Chest pain, shortness of breath, and an irregular EKG are hallmarks of a heart attack. However, some people exhibiting these symptoms may actually be experiencing takotsubo syndrome (TTS), a weakening of the left ventricle. The majority of cases of TTS, which is more prevalent in women, are caused by acute stress, such as unexpected loss, serious illness, intense fear, or a violent interaction. During the COVID-19 pandemic, there has been an approximately 4.5-fold increase in the incidence of TTS cases.
Sometimes called “broken-heart syndrome,” TTS is temporary and reversible, unlike heart attacks, which kill about 655,000 Americans every year. However, when a person with TTS is misdiagnosed, they are unnecessarily subjected to invasive treatments and hospital exposure. And yet telling the two apart in the midst of trauma care can be challenging.

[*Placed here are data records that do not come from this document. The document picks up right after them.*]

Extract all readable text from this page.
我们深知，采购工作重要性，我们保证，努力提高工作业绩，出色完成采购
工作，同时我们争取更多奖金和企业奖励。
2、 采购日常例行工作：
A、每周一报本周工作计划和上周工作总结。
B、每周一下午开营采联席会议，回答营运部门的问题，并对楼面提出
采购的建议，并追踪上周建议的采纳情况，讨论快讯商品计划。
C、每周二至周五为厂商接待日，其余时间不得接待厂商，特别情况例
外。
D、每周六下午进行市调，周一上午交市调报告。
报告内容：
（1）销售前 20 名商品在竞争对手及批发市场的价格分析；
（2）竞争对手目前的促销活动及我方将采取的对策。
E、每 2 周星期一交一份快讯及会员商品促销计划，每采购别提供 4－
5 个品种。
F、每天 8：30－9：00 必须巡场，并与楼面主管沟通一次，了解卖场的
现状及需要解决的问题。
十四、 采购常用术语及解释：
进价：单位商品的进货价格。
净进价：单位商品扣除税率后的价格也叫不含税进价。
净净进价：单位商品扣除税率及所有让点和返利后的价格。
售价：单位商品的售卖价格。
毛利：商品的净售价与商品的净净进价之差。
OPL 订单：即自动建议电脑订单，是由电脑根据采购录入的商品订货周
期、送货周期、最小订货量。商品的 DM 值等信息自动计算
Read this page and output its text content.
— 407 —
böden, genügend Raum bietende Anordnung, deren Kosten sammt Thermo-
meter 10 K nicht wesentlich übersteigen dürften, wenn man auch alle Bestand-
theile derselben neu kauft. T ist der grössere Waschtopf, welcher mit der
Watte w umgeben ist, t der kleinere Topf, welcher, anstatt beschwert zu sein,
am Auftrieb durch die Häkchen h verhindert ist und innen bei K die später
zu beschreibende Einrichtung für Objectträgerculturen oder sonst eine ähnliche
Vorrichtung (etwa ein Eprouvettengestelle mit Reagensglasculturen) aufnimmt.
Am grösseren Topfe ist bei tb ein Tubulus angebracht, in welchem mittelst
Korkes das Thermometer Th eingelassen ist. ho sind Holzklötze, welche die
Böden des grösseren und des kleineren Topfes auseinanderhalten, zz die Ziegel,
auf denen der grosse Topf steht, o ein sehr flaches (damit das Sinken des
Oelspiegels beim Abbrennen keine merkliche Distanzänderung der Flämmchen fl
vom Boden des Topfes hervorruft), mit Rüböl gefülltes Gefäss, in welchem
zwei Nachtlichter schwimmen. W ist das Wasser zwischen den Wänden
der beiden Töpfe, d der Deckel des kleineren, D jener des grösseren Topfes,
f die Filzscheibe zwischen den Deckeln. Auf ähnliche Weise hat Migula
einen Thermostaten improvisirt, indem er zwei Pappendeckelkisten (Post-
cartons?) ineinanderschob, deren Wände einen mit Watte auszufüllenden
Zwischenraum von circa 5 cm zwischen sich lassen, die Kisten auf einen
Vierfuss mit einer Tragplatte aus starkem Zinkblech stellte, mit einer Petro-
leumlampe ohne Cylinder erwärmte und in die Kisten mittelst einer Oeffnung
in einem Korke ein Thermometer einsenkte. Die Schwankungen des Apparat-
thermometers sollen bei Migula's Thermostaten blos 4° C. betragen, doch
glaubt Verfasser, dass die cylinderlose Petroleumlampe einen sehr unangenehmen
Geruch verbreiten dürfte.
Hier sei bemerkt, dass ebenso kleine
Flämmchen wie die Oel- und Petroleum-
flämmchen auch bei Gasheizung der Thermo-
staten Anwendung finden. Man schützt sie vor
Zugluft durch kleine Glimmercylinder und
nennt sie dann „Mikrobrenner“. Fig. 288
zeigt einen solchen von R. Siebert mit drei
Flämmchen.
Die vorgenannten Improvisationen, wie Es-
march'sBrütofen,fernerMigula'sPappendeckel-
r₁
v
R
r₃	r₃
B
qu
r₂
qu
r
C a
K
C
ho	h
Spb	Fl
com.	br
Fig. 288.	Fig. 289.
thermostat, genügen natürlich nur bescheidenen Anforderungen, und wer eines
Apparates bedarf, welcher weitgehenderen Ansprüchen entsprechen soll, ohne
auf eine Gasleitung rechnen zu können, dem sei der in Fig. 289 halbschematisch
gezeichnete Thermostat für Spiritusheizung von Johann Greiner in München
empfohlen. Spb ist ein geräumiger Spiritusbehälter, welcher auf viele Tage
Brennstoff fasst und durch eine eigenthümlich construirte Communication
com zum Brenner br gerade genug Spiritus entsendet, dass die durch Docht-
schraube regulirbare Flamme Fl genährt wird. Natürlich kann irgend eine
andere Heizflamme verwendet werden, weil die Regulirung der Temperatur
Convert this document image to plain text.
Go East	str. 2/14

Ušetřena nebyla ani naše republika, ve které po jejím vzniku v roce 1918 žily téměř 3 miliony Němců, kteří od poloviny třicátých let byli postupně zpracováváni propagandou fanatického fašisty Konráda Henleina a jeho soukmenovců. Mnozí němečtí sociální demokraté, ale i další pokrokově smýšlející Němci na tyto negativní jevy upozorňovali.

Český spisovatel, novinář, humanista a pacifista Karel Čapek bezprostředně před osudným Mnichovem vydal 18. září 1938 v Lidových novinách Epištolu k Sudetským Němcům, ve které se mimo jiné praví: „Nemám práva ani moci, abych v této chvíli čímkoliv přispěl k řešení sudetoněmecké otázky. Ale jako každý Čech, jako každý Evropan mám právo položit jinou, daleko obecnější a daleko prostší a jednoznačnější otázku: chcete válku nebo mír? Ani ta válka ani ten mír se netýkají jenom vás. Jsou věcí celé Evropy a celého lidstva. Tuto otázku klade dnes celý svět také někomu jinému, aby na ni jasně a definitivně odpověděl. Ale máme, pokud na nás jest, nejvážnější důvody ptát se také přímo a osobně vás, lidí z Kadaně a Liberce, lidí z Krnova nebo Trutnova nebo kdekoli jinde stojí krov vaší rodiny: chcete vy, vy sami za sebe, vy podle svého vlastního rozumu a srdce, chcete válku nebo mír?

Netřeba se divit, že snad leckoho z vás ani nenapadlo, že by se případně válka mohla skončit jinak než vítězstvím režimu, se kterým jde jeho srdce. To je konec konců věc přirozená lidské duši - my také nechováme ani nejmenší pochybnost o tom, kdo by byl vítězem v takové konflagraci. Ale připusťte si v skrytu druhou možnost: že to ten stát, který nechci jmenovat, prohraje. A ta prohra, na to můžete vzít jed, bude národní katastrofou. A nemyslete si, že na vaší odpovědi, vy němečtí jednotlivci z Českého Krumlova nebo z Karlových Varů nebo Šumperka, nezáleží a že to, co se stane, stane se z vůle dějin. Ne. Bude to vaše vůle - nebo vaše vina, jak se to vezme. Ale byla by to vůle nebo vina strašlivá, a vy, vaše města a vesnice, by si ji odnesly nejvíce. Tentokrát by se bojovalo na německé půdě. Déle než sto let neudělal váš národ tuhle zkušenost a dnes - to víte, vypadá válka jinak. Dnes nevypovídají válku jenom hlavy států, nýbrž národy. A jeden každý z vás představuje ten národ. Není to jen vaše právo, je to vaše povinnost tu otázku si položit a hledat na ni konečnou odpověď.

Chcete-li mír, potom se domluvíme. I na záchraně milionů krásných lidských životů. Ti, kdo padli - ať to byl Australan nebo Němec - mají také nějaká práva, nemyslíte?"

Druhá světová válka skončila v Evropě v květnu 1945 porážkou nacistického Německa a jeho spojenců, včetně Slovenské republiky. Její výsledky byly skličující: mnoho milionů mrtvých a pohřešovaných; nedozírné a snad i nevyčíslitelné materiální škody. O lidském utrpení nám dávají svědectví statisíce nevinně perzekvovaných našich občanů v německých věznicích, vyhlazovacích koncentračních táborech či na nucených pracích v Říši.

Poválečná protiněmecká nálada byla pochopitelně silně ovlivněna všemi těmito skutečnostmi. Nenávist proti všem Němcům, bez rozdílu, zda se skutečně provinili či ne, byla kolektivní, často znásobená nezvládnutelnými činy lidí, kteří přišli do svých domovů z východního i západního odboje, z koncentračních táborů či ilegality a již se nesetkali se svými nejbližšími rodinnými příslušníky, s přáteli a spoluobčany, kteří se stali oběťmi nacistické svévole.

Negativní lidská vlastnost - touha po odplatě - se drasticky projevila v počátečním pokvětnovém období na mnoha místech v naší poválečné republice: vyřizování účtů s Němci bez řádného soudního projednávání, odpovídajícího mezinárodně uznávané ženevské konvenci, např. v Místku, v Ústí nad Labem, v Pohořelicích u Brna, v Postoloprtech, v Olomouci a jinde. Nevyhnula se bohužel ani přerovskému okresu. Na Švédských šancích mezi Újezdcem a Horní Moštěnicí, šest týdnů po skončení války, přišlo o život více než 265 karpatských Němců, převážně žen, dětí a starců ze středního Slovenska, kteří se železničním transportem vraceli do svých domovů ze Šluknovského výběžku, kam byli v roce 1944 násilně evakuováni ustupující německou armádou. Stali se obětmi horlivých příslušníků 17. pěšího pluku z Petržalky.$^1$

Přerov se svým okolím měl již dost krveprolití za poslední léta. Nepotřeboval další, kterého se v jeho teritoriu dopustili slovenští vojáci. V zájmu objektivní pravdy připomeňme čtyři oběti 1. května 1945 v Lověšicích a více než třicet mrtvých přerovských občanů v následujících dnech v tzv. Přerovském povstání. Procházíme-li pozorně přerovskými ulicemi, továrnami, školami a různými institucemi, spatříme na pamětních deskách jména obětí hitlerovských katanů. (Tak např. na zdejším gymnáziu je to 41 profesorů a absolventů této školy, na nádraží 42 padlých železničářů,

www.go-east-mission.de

As part of an Obermann Interdisciplinary Research Grant, two University of Iowa faculty members, Xiaodong Wu, professor of electrical and computer engineering in the College of Engineering, and Kan Liu, professor of cardiovascular medicine in the Carver College of Medicine, are developing an AI model based on bedside echocardiography videos that can distinguish TTS from myocardial infarction. “This project will help us to seek the ultimate goal of improving (differential) diagnostic accuracy and efficiency to support frontline physicians’ decision-making under challenging clinical conditions,” says Wu.
The project necessitates combining expertise in computer science and cardiovascular medicine. Wu is responsible for developing and validating the AI algorithms, while Liu is responsible for collecting clinical and imaging data. By early July, they hope to have a proof-of-concept for AI’s ability to distinguish between the two diseases. They will complete and submit a manuscript with the intention of informing other practitioners of their method’s efficacy.